There is a lot of talk from environmentalists about the high level of mercury contamination in certain fish and large marine animals. The fishing industry and pro-fishing lobbyists tell us that this is just vegetarian hippy scaremongering and we should eat all the fish we can because it is good for us.

Because the directors at Sea Shepherd are asked about this so often, I thought it would be an idea to detail some sourced information and let you decide for yourselves.

In the United States, the Food and Drug Administration (FDA) made this announcement in 2006: “Imported canned ‘chunk light tuna’ (mostly skipjack) contained nearly ten times the level of mercury deemed the cut –off for ‘low mercury’ fish.” The first FDA report on methylmercury in fish appeared in 1994 and warned consumers that shark, swordfish, and albacore tuna contained unsafe levels of mercury; however, under pressure from the tuna industry, a billion dollar enterprise in the U.S., albacore tuna were removed from the warning.

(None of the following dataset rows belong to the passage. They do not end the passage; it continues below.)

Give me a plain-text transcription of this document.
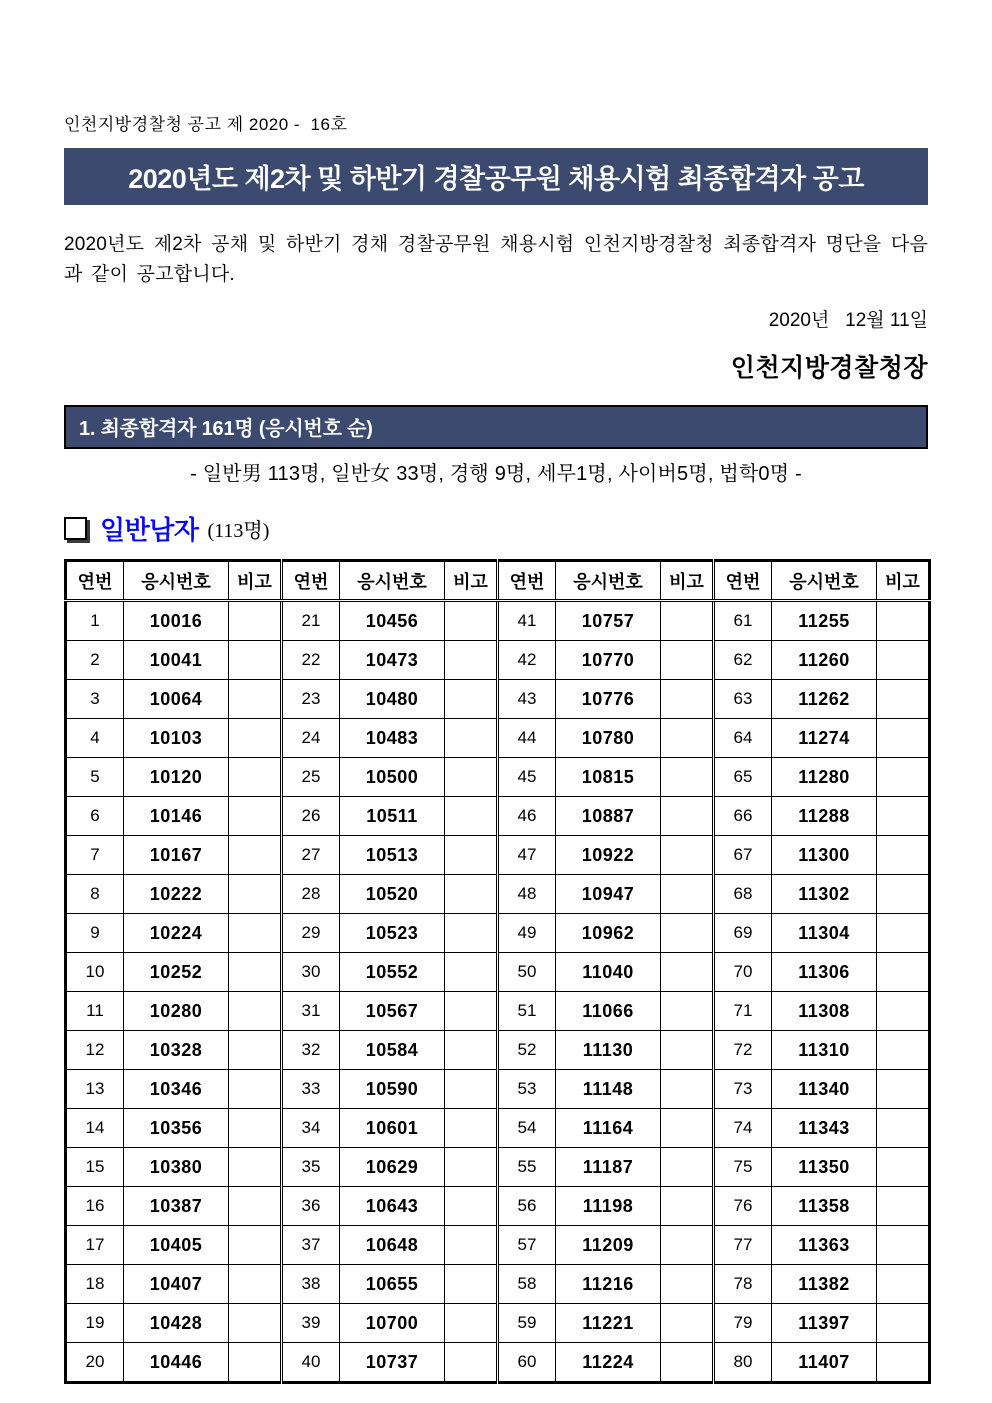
인천지방경찰청 공고 제 2020 -  16호
2020년도 제2차 및 하반기 경찰공무원 채용시험 최종합격자 공고
2020년도 제2차 공채 및 하반기 경채 경찰공무원 채용시험 인천지방경찰청 최종합격자 명단을 다음과 같이 공고합니다.
2020년   12월 11일
인천지방경찰청장
1. 최종합격자 161명 (응시번호 순)
- 일반男 113명, 일반女 33명, 경행 9명, 세무1명, 사이버5명, 법학0명 -
일반남자 (113명)
연번	응시번호	비고	연번	응시번호	비고	연번	응시번호	비고	연번	응시번호	비고
1	10016		21	10456		41	10757		61	11255	
2	10041		22	10473		42	10770		62	11260	
3	10064		23	10480		43	10776		63	11262	
4	10103		24	10483		44	10780		64	11274	
5	10120		25	10500		45	10815		65	11280	
6	10146		26	10511		46	10887		66	11288	
7	10167		27	10513		47	10922		67	11300	
8	10222		28	10520		48	10947		68	11302	
9	10224		29	10523		49	10962		69	11304	
10	10252		30	10552		50	11040		70	11306	
11	10280		31	10567		51	11066		71	11308	
12	10328		32	10584		52	11130		72	11310	
13	10346		33	10590		53	11148		73	11340	
14	10356		34	10601		54	11164		74	11343	
15	10380		35	10629		55	11187		75	11350	
16	10387		36	10643		56	11198		76	11358	
17	10405		37	10648		57	11209		77	11363	
18	10407		38	10655		58	11216		78	11382	
19	10428		39	10700		59	11221		79	11397	
20	10446		40	10737		60	11224		80	11407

Marion Nestle, chair of New York University’s Department of Nutrition, Food Studies, and Public Health said, “Everyone should avoid eating much of the fish that are highest in methylmercury—especially shark, swordfish, and tuna…pregnant women and young children should not eat such fish at all.

Let’s move over to Japan.

Tests on whale meat for sale in Japan have revealed astonishing levels of mercury, according to Andy Coghlan in the New Scientist in 2002. “While it has long been known that the animals accumulate heavy metals such as mercury in their tissues, the levels discovered have surprised even experts. Two of 26 liver samples contained over 1970 micrograms of mercury per gram of liver. That is nearly 5000 times the Japanese government’s limit for mercury contamination.”

At these levels of contamination, a 170 lb man eating just 0.15 grams of whale liver would exceed the weekly mercury intake considered safe by the World Health Organization, say Tetsuya Endo, Koichi Haraguchi, and Masakatsu Sakata from the University of Hokkaido. They carried out research and found that “acute intoxication could result from a single ingestion.”

The above information has numerous sources, but I took the information from Richard Ellis’s book, Tuna - Love, Death and Mercury.

Sharks, swordfish, tuna, whales, dolphins, and other large marine animals tend to be long-lived and carry more mercury than small fish, because they accumulate more mercury as they eat large quantities of the smaller fish and sea life.

Certainly there are fishing industry experts and lobbyists who tell us there is no risk. I wonder how many of these lobbyists allow the pregnant women and children in their families to eat these species…

So if the problem is real, I am often asked, why do the governments of the United States, United Kingdom, Japan, and just about every other nation allow us to eat mercury-contaminated fish? Because commercial fishing is a multi-billion dollar global industry, and they care about your money – not necessarily your health.